Torino Film Festival 35 – After hours.

«La vita non è un set chiuso»       

Non sempre per entrare nella storia di un qualsiasi campo artistico occorre compiere un’impresa positiva, come vincere un premio riconosciuto da tutti. Così, anche nel cinema può capitare che un autore – Ed Wood - sia considerato talmente incapace da rimanere sedimentato a tempo indefinito nella memoria collettiva e che un film come il misterioso The room, etichettato come obbrobrio e ignorato al tempo della sua uscita avvenuta solo grazie allo sforzo economico del suo creatore Tommy Wiseau, sia stato talmente discusso – figuriamoci oggi - da indurre milioni di persone a recuperarlo nel corso degli anni, arrivando a coprire il budget originale e generando addirittura profitti.

James Franco racconta la lavorazione del film, ma non si accontenta di annodare una sessione di ricalco, captando nell’aria l’occasione per incrementare il dosaggio dell’offerta, suggerendo a voce soffusa, regolare o alta che sia, una serie di spunti, a cominciare dal suo coinvolgimento totale, che si collega con un’adesione esclamativa direttamente al personaggio originale. Per lui, il fato sembra aver in serbo un traguardo diametralmente opposto: il successo al botteghino e i premi (ha già trionfato al Festival di San Sebastian).

Durante un’audizione come tante, il giovane e imberbe Greg Sestero (Dave Franco) conosce l’eccentrico Tommy Wiseau (James Franco). Tra i due nasce una sincera amicizia che li spinge a trasferirsi a Los Angeles, nella casa di Tommy.

Arrivato a un bivio, quest’ultimo decide di scrivere e dirigere un film, con Greg protagonista.
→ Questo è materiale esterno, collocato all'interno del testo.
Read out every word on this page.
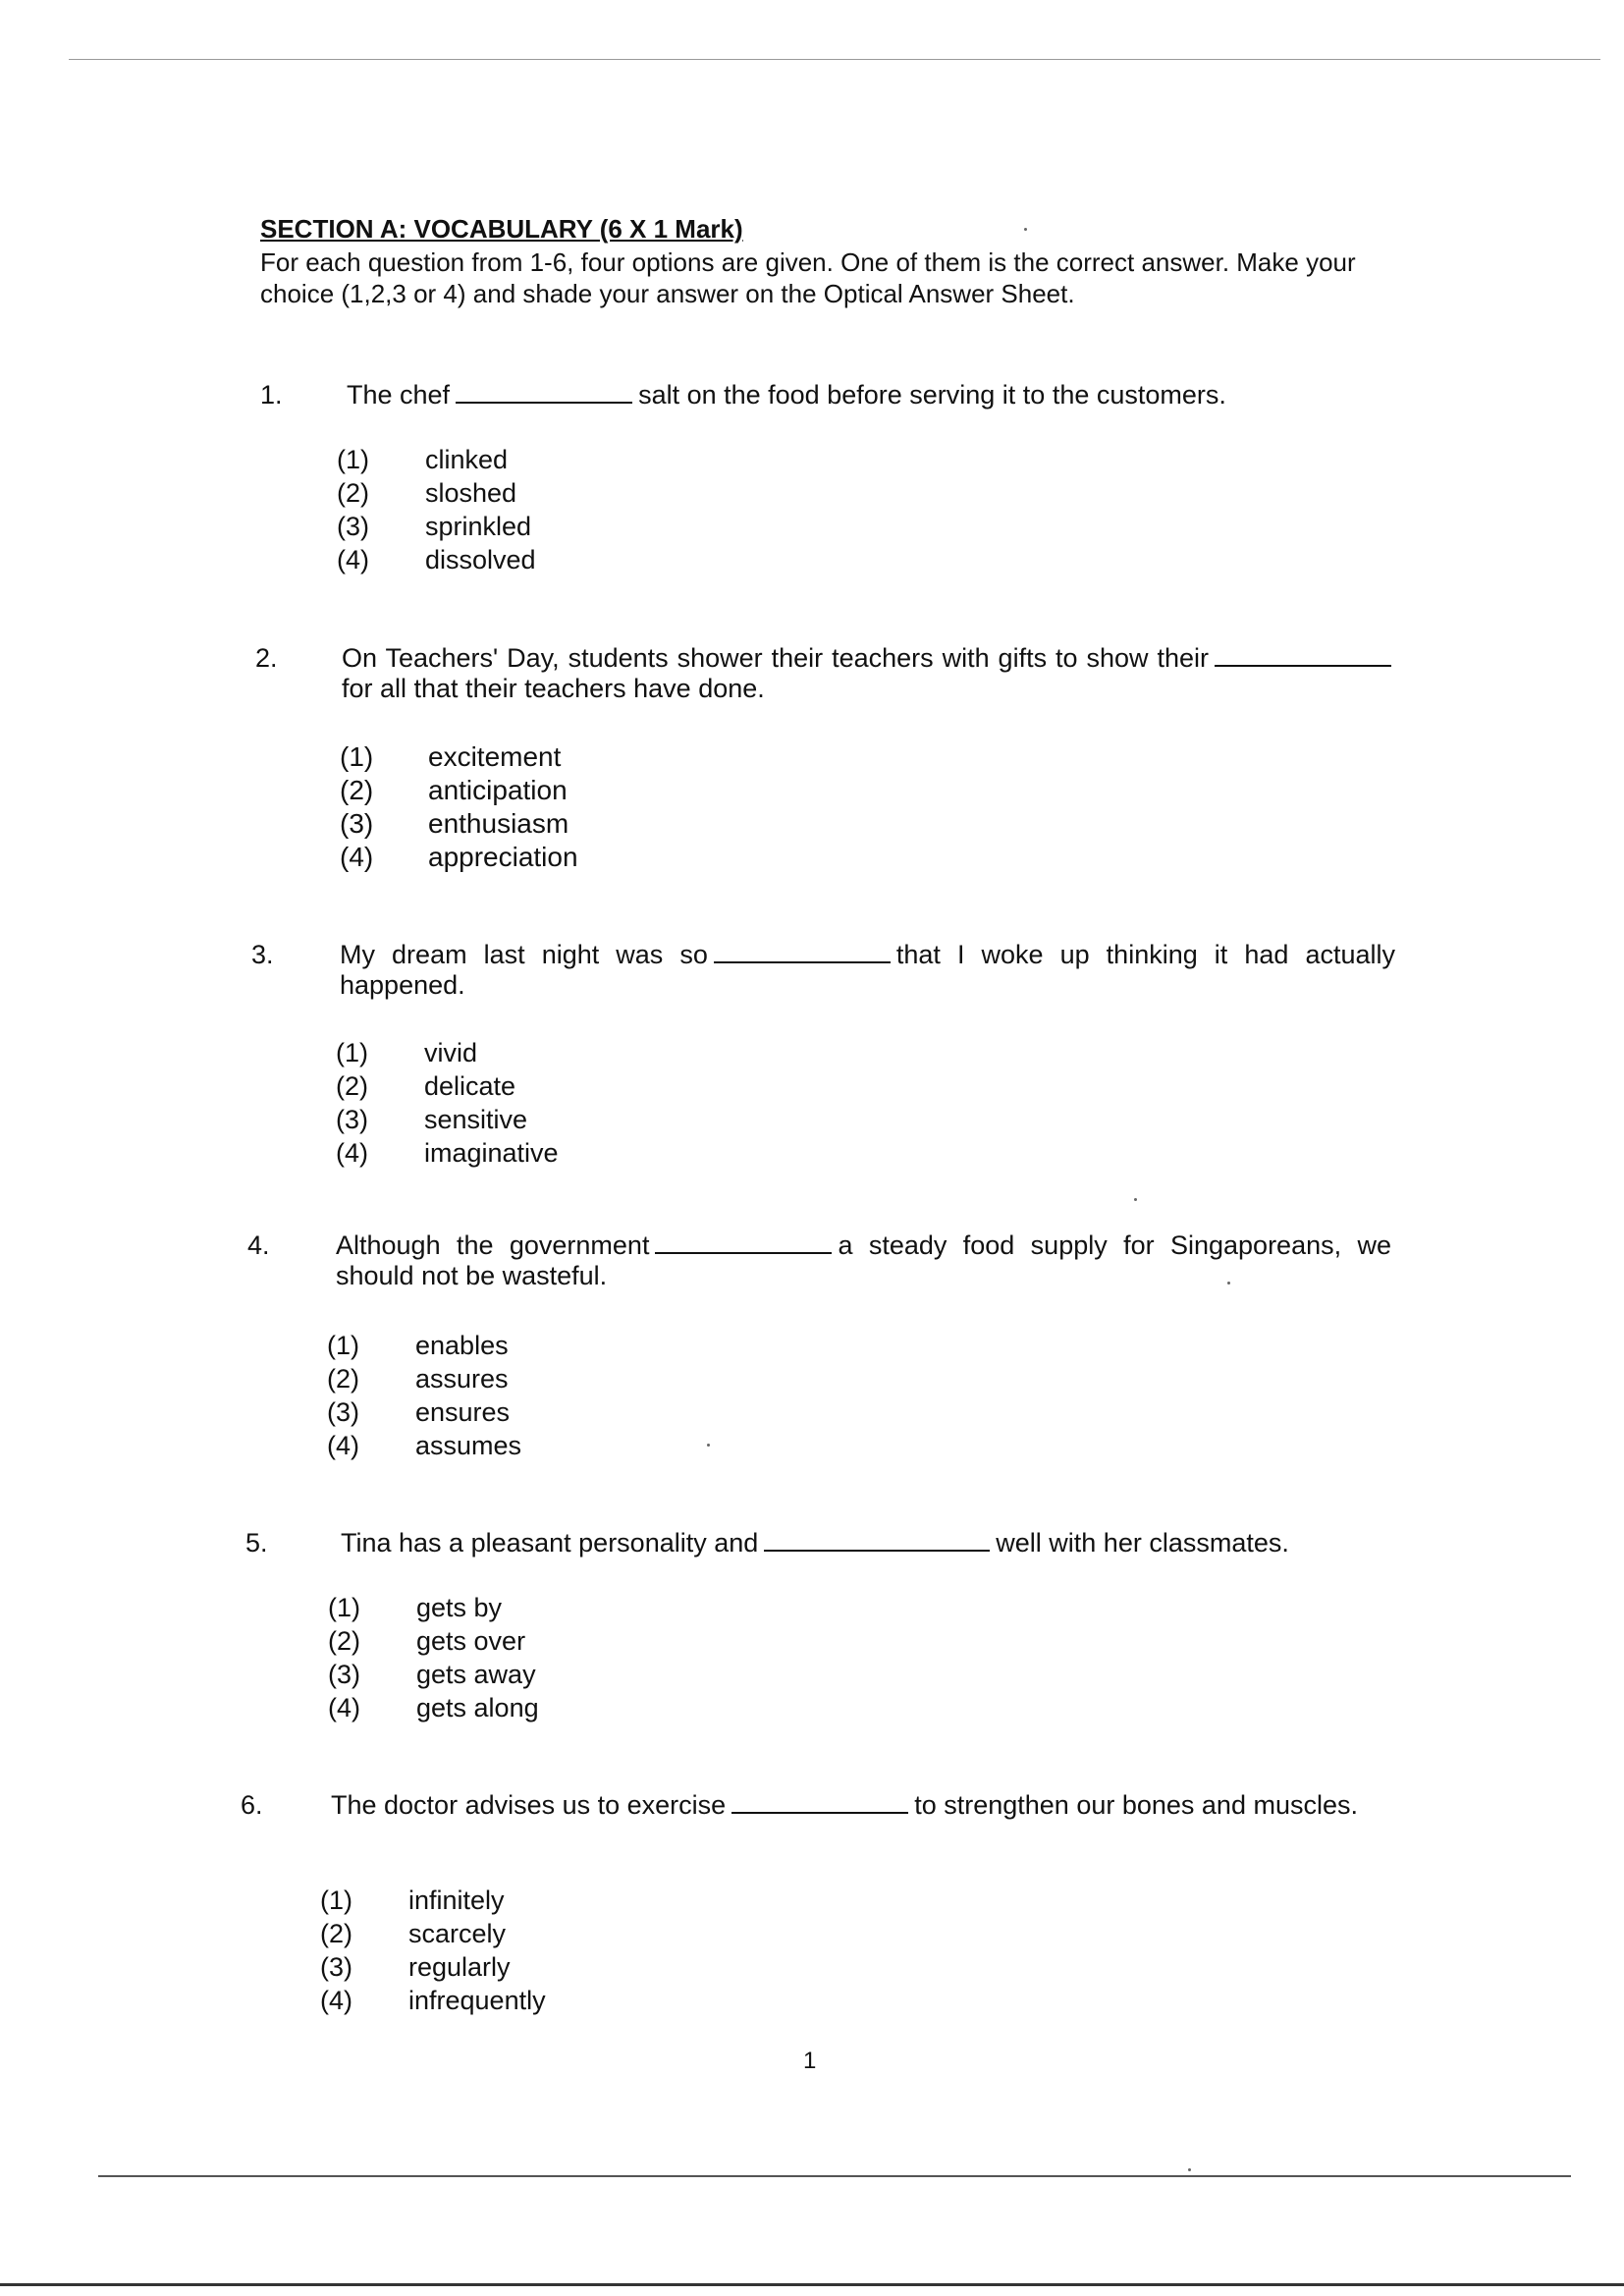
SECTION A: VOCABULARY (6 X 1 Mark)
For each question from 1-6, four options are given. One of them is the correct answer. Make your choice (1,2,3 or 4) and shade your answer on the Optical Answer Sheet.
1. The chef	salt on the food before serving it to the customers.
(1) clinked
(2) sloshed
(3) sprinkled
(4) dissolved
2. On Teachers' Day, students shower their teachers with gifts to show theirfor all that their teachers have done.
(1) excitement
(2) anticipation
(3) enthusiasm
(4) appreciation
3. My dream last night was so	that I woke up thinking it had actually happened.
(1) vivid
(2) delicate
(3) sensitive
(4) imaginative
4. Although the government	a steady food supply for Singaporeans, we should not be wasteful.
(1) enables
(2) assures
(3) ensures
(4) assumes
5.	Tina has a pleasant personality and	well with her classmates.
(1) gets by
(2) gets over
(3) gets away
(4) gets along
6.	The doctor advises us to exercise	to strengthen our bones and muscles.
(1) infinitely
(2) scarcely
(3) regularly
(4) infrequently
1
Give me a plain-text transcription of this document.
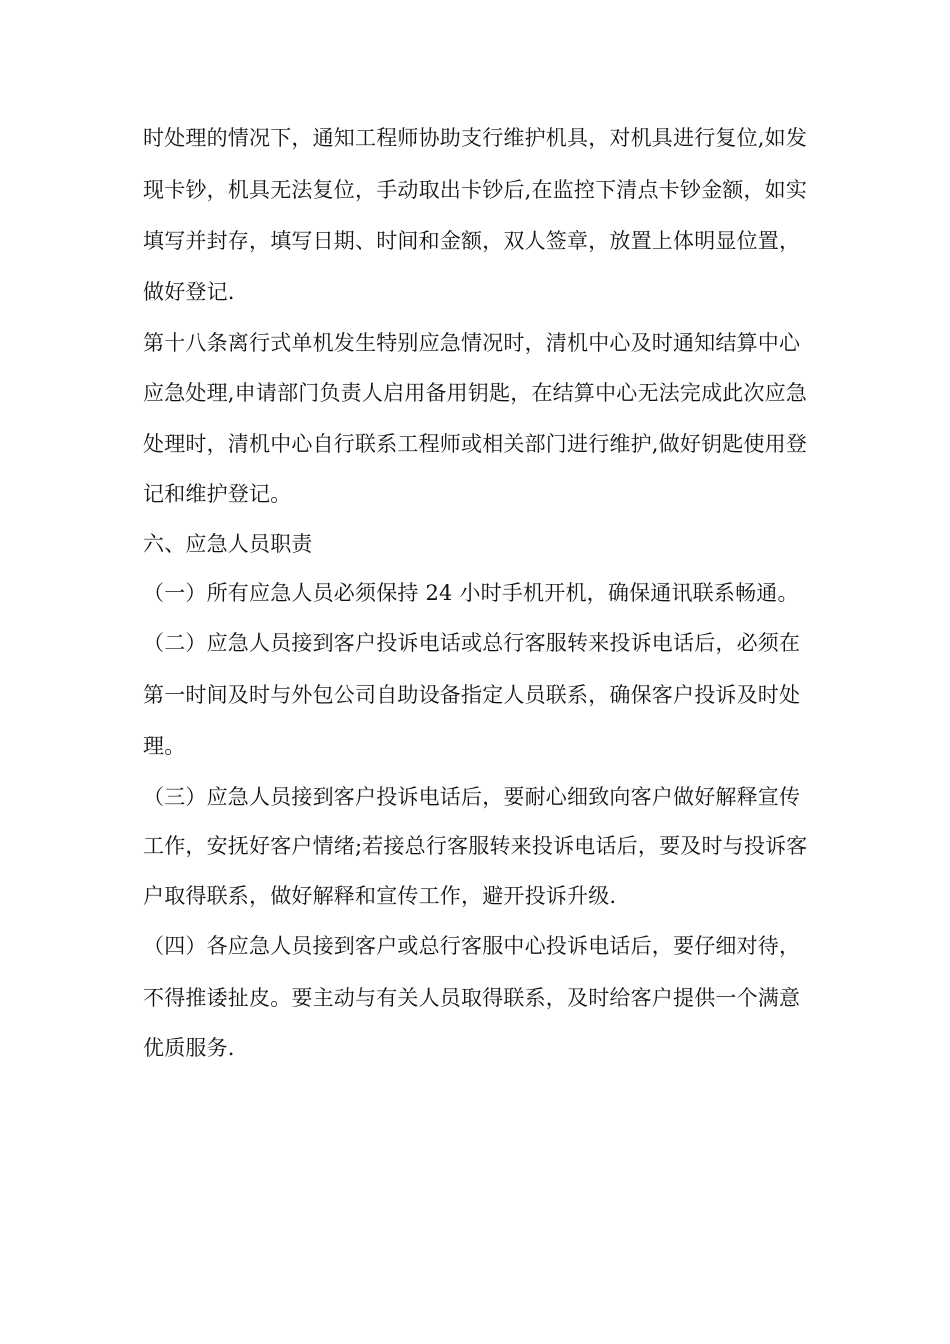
时处理的情况下，通知工程师协助支行维护机具，对机具进行复位,如发

现卡钞，机具无法复位，手动取出卡钞后,在监控下清点卡钞金额，如实

填写并封存，填写日期、时间和金额，双人签章，放置上体明显位置，

做好登记.

第十八条离行式单机发生特别应急情况时，清机中心及时通知结算中心

应急处理,申请部门负责人启用备用钥匙，在结算中心无法完成此次应急

处理时，清机中心自行联系工程师或相关部门进行维护,做好钥匙使用登

记和维护登记。

六、应急人员职责

（一）所有应急人员必须保持 24 小时手机开机，确保通讯联系畅通。

（二）应急人员接到客户投诉电话或总行客服转来投诉电话后，必须在

第一时间及时与外包公司自助设备指定人员联系，确保客户投诉及时处

理。

（三）应急人员接到客户投诉电话后，要耐心细致向客户做好解释宣传

工作，安抚好客户情绪;若接总行客服转来投诉电话后，要及时与投诉客

户取得联系，做好解释和宣传工作，避开投诉升级.

（四）各应急人员接到客户或总行客服中心投诉电话后，要仔细对待，

不得推诿扯皮。要主动与有关人员取得联系，及时给客户提供一个满意

优质服务.
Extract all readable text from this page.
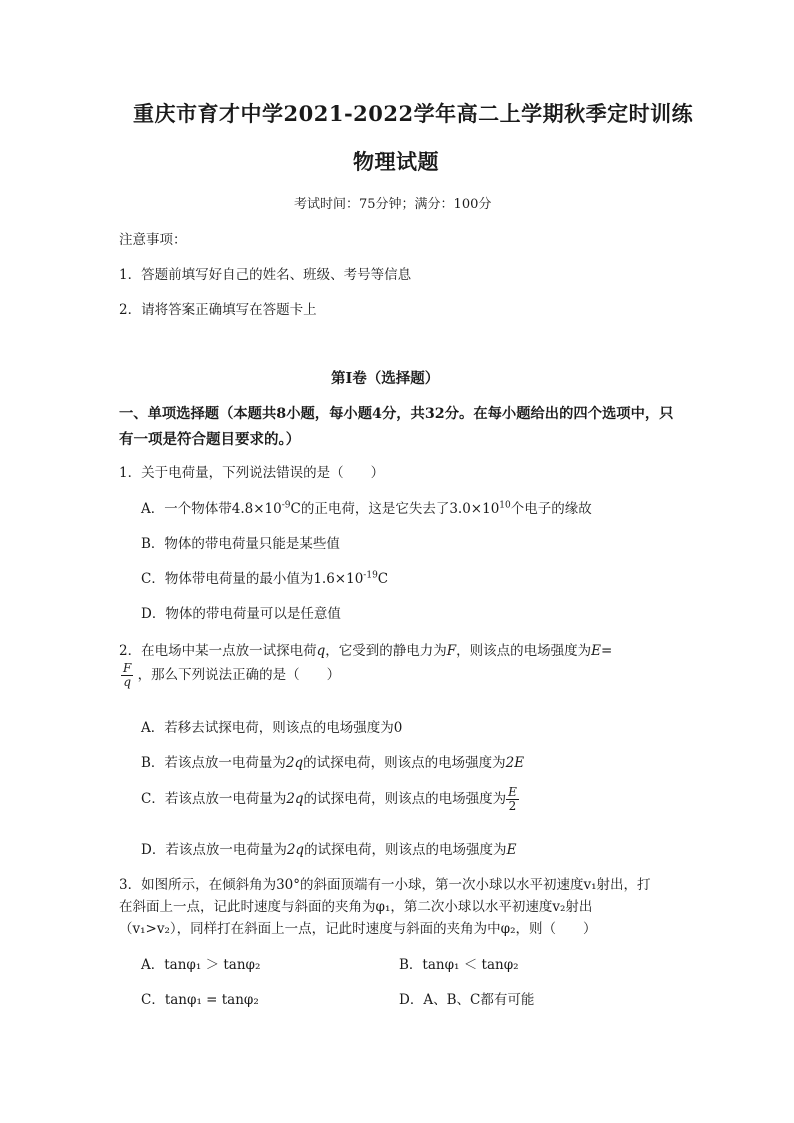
重庆市育才中学2021-2022学年高二上学期秋季定时训练
物理试题
考试时间：75分钟；满分：100分
注意事项：
1．答题前填写好自己的姓名、班级、考号等信息
2．请将答案正确填写在答题卡上
第I卷（选择题）
一、单项选择题（本题共8小题，每小题4分，共32分。在每小题给出的四个选项中，只
有一项是符合题目要求的。）
1．关于电荷量，下列说法错误的是（　　）
A．一个物体带$4.8\times 10^{-9}C$的正电荷，这是它失去了$3.0\times 10^{10}$个电子的缘故
B．物体的带电荷量只能是某些值
C．物体带电荷量的最小值为$1.6\times 10^{-19}C$
D．物体的带电荷量可以是任意值
2．在电场中某一点放一试探电荷q，它受到的静电力为F，则该点的电场强度为E=
$\frac{F}{q}$ ，那么下列说法正确的是（　　）
A．若移去试探电荷，则该点的电场强度为0
B．若该点放一电荷量为2q的试探电荷，则该点的电场强度为2E
C．若该点放一电荷量为2q的试探电荷，则该点的电场强度为 $\frac{E}{2}$
D．若该点放一电荷量为2q的试探电荷，则该点的电场强度为E
3．如图所示，在倾斜角为30°的斜面顶端有一小球，第一次小球以水平初速度v₁射出，打
在斜面上一点，记此时速度与斜面的夹角为φ₁，第二次小球以水平初速度v₂射出
（v₁>v₂），同样打在斜面上一点，记此时速度与斜面的夹角为中φ₂，则（　　）
A．tanφ₁ ＞ tanφ₂	B．tanφ₁ ＜ tanφ₂
C．tanφ₁ = tanφ₂	D．A、B、C都有可能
Dopo una gestazione quasi infinita, le riprese prendono il via, tra continui ritardi e giornate turbolente, con un prodotto che di primo acchito appare di pessima qualità.

Fino al giorno della prima visione, nessuno tranne Tommy ha la benché minima idea di quale possa essere il risultato definitivo.

 

Dave Franco, James Franco

The Disaster Artist (2017): Dave Franco, James Franco

 

The disaster artist è un catino ricolmo di liquidi, alcuni presenti in piccole quantità, altri con un dosaggio abbondante, altri ancora da decifrare a seconda delle angolazioni che il singolo spettatore intende adottare. Un contenitore completamente associabile al suo deus ex machina, quel James Franco che da anni non conosce sosta nella sua continua rielaborazione cinefila, affiancando adattamenti di grandi autori della narrativa americana (In dubious battle, L’urlo e il furore, Child of God), progetti puramente alimentari (Proprio lui?), il filone (meta)demenziale con il sodale Seth Rogen (Facciamola finita, The interview) e anche la serialità di qualità (The deuce – La via del porno, 22.11.63), all’interno di una produzione che sembra fatta apposta per stabilire un record quantitavo, il risultato di una valvola di sfogo perennemente aperta.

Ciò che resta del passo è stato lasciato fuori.